91超碰碰碰碰久久久久久综合_超碰av人澡人澡人澡人澡人掠_国产黄大片在线观看画质优化_txt小说免费全本

Spark Python操作命令三

print(teenagers.rdd.collect())

Licensed to the Apache Software Foundation (ASF) under one or more

contributor license agreements. See the NOTICE file distributed with

this work for additional information regarding copyright ownership.

The ASF licenses this file to You under the Apache License, Version 2.0

(the "License"); you may not use this file except in compliance with

the License.
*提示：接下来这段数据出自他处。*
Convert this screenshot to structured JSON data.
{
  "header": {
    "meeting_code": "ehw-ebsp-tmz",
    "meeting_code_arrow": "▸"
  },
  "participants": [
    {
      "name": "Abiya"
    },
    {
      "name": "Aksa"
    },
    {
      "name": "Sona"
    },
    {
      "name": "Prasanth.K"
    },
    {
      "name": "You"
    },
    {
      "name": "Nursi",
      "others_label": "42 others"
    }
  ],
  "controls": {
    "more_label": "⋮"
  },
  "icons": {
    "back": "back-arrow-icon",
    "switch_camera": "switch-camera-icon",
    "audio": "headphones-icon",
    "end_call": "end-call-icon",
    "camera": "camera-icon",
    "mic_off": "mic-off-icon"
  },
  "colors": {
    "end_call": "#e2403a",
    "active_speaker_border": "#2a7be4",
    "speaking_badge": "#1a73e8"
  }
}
You may obtain a copy of the License at

http://www.apache.org/licenses/LICENSE-2.0

Unless required by applicable law or agreed to in writing, software

distributed under the License is distributed on an "AS IS" BASIS,

WITHOUT WARRANTIES OR CONDITIONS OF ANY KIND, either express or implied.

See the License for the specific language governing permissions and

limitations under the License.

$example on:init_session$

$example off:init_session$

$example on:schema_inferring$

$example off:schema_inferring$

$example on:programmatic_schema$

Import data types

$example off:programmatic_schema$

$example on:create_df$

$example on:schema_inferring$

$example on:programmatic_schema$

$example on:init_session$

猜你喜歡

91超碰碰碰碰久久久久久综合_超碰av人澡人澡人澡人澡人掠_国产黄大片在线观看画质优化_txt小说免费全本

Spark Python操作命令三

print(teenagers.rdd.collect())

Licensed to the Apache Software Foundation (ASF) under one or more

contributor license agreements. See the NOTICE file distributed with

this work for additional information regarding copyright ownership.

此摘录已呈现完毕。